Legal Question in Insurance Law in California
The Run Around
We found out for the first time on 9/24/02 that my mother has not been covered under her employers health insurance plan since 12/31/02. My mother received no notification. They say they sent it. We recieved a benefits confirmation sent on 12/19/01 stating she was covered under their basic care. We found out when she wanted to see a doctor about abdominal discomfort. She wasn't covered so she didn't see a doctor until she was rushed to the ER. the doctors said chirrhosis of the liver and it could be treated but they didn't want to because the treatment needs to be monitored and she doesn't have a PCP. Thousands of dollars and 2 months later she is getting progressively worse and now needs a transplant. I am getting no compassion or cooperation with her insurance company and have paperwork showing that she should have been covered. In the two months since this started my mother has been to the ER 4 more times and the bills keep piling up and I am just about to crack trying to deal with it all while my mother gets worse. What can I do?

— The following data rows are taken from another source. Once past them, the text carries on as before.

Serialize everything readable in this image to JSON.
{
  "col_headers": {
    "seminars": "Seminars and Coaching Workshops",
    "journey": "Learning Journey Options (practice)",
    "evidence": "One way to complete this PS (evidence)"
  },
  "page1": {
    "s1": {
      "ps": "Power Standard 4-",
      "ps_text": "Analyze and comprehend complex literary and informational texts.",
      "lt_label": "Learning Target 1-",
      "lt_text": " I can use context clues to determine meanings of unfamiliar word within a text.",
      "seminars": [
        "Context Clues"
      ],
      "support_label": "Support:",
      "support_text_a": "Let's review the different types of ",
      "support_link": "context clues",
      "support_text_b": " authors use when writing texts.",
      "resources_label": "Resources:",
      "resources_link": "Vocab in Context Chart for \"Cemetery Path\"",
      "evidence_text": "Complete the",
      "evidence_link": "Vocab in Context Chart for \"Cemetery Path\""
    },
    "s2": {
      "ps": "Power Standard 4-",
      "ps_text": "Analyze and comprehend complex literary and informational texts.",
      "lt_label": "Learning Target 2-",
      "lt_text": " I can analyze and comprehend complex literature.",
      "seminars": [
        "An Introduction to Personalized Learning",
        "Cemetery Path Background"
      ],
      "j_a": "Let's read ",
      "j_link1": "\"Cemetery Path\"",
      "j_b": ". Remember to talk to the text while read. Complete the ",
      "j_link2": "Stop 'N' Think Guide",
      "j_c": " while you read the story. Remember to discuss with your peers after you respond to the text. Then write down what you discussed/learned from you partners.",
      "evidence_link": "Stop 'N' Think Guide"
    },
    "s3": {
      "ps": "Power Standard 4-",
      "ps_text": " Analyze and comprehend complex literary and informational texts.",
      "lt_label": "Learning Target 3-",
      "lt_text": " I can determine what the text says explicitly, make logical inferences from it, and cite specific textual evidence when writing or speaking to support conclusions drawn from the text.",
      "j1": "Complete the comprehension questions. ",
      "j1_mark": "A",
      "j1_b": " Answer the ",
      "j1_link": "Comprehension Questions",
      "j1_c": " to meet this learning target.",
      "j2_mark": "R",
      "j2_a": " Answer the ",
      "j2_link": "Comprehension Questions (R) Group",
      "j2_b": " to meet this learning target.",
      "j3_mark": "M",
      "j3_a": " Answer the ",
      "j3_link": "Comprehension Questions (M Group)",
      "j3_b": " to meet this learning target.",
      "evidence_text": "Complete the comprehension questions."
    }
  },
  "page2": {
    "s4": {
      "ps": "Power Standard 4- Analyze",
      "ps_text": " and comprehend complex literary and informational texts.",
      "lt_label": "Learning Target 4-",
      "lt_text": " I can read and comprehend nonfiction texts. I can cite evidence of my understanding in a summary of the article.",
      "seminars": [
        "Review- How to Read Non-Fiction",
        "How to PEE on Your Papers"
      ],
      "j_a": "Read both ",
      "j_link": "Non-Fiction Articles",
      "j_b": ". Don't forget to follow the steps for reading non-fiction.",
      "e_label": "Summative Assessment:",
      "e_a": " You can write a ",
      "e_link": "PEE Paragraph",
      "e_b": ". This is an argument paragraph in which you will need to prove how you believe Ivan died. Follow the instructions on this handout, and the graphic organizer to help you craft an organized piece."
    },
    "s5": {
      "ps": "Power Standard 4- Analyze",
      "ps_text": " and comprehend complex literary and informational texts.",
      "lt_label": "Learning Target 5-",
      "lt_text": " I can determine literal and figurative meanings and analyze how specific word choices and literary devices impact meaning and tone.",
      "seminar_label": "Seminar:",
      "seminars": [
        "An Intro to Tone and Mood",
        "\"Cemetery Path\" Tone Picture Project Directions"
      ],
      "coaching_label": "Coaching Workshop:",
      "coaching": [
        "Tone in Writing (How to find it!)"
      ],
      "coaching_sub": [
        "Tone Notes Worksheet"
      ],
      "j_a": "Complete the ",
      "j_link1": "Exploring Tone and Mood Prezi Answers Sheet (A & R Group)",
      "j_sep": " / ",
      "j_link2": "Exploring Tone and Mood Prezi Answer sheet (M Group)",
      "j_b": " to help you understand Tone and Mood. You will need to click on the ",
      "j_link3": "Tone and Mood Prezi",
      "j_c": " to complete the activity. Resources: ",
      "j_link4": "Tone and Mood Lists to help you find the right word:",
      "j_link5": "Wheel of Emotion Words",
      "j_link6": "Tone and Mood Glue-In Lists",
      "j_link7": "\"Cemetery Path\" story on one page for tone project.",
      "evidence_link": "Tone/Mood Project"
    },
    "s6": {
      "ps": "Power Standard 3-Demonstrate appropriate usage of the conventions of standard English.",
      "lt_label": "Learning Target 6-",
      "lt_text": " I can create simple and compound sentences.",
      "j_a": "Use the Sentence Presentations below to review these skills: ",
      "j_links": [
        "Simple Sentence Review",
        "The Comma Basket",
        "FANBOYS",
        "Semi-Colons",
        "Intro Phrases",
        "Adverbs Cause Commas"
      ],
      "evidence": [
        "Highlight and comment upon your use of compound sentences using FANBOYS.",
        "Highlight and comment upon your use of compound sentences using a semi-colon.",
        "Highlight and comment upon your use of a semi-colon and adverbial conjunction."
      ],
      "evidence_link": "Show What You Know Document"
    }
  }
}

Please help us.
3 Answers from Attorneys
Re: The Run Around
Your mother may have a right to coverage and additional types of recourse, including monetary damages, against the health plan, but an attorney will need to review the factual chronology and paper trail of documents to properly analyze the situation.
Please feel free to give me a call at 626.683.8869.
Jeff Olster
Re: The Run Around
Your mom might have a case based on breach of contract, breach of the covenant for good faith and fair dealing, etc. However, the case must be carefully scrutinized before a lawsuit is undertaken. Consult an attorney or call me at (323)782-0099.
Re: The Run Around
You have a potential dual liability situation - the employer may have some responsibility here besides the insurer. In fact, the employer may be the insurer's agent for some purposes. There are some state laws regulating this kind of problem, separate from the insurance laws/case law concerning the insurer and the policy (which is governed by ERISA, the federal employee benefits law.)
This is an extremely complicated area of labor/insurance/contract law, and if an HMO is also involved, add an extra layer.
Why was she dropped? How was the premium paid - by payroll deduction, or did the employer pay all?What about others - was the employer not paying the whole group plan and not telling the employees? The details of how and why (and who) are crucial to knowing how to proceed.